Bueno, en este dibujo he logrado hacer posible lo imposible: hacer entrar a Yoshi y Mario (con capa incluida).
Cuando tenía entre 5 y 6 años –allá por el lejano 1995– mi papá nos regaló un Super Nintendo (SNES), un aparatito rectangular de color gris, acompañado de un único cassette: Super Mario World. Y fue suficiente. No precisamos de más títulos. Mi hermano elegía al personaje Mario, el más bajo; y yo a Luigi, el más alto (sin saber que con el tiempo nuestra estatura no se correspondería con la de los personajes).
Fuente: Starland.com
En ese tiempo teníamos un pesadísimo televisor Sony Trinitron KV-1913, de 29 pulgadas. No tenía control remoto, así que había que tener cuidado de no encenderlo con los dedos mojados. Los botones de los canales –alrededor de catorce– se ubicaban al lado derecho, en una hilera dispuesta verticalmente. Pero era un elefante blanco. Los cerros aledaños a la zona no le permitían captar una buena señal, y las antenas en forma de «orejas de conejo» no le producían una mejora sustantiva.
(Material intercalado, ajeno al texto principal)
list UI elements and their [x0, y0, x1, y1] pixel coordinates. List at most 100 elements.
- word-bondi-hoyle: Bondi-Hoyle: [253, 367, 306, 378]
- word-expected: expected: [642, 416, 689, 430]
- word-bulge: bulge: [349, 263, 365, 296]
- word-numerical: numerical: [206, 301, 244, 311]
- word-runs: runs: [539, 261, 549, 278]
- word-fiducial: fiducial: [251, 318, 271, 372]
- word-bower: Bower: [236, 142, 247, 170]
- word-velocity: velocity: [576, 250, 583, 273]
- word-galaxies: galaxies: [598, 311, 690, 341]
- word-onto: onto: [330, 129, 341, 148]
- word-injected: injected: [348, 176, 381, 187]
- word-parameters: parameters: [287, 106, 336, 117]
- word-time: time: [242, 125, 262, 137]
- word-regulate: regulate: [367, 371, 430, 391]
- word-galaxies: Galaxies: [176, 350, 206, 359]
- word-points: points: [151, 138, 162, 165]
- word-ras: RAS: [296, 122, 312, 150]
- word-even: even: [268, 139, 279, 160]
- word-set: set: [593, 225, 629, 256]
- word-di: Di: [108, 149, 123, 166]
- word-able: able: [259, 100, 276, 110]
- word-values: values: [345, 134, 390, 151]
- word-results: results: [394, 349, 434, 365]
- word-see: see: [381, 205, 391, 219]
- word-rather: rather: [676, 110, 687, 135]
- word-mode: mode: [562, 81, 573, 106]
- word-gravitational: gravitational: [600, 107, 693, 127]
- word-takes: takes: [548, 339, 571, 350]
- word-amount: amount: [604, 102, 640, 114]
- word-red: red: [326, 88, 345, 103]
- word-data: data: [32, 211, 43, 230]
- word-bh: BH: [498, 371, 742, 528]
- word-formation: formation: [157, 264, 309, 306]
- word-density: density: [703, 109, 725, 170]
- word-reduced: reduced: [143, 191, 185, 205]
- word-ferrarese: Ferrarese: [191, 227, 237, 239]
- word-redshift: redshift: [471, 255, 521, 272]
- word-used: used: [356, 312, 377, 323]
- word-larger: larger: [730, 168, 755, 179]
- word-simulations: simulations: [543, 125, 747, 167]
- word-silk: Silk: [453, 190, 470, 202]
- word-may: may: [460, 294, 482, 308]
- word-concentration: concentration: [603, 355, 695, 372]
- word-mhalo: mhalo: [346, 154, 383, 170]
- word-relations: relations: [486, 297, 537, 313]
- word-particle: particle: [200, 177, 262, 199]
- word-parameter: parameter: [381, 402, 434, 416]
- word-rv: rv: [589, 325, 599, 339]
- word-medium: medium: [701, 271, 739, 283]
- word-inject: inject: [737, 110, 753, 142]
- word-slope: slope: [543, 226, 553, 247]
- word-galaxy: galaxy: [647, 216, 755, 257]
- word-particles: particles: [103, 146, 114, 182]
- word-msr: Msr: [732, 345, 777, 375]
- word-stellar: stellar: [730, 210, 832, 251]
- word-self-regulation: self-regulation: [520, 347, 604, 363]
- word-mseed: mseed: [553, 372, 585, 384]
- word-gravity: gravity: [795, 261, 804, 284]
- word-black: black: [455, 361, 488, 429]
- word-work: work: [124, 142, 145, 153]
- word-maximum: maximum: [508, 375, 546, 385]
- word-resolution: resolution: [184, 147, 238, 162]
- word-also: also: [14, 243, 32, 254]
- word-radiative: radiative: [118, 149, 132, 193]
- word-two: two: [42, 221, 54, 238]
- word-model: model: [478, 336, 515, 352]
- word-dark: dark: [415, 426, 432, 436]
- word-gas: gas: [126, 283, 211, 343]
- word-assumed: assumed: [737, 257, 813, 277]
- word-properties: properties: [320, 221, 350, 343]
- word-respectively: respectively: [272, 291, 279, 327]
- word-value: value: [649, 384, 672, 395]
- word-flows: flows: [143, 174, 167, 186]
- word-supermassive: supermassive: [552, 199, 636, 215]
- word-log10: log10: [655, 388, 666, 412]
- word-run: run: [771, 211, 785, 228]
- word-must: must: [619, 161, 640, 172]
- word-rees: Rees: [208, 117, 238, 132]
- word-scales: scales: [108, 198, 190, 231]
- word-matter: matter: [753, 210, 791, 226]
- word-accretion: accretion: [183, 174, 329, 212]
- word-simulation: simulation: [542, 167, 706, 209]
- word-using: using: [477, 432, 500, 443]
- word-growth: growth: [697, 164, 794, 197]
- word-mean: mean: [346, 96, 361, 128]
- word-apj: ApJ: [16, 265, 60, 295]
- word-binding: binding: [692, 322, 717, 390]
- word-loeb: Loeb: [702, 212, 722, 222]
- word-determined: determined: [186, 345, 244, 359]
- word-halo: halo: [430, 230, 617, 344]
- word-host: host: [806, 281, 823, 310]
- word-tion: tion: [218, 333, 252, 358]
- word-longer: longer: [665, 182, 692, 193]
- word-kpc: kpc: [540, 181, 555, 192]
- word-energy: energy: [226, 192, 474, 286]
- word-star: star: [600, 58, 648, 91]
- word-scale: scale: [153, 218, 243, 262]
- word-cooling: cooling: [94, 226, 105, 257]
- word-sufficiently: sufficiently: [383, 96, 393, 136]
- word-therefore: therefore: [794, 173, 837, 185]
Sin saberlo, hicimos de médicos. Las antenas eran como un estetoscopio, y nuestro paciente, el televisor. La imagen nos devolvía con fidelidad el estado de su respiración. En última instancia, cogíamos el cable pelado de la antena y hacíamos contacto con un área de la parte trasera del televisor que mejoraba la calidad de la imagen. El procedimiento podía demorar varios minutos, lo cual ponía a prueba nuestra paciencia de niños (un movimiento en falso de tan solo un milímetro podía estropear todos los progresos conseguidos hasta el momento). Los únicos canales que con decencia captaba el armatoste eran Pantel –ahora Panamericana– y América. Y si se alineaban los astros, lo que no ocurría casi nunca, también Frecuencia Latina –ahora Latina–.
En estas sombrías circunstancias llegó la consola de Nintendo a nuestro hogar.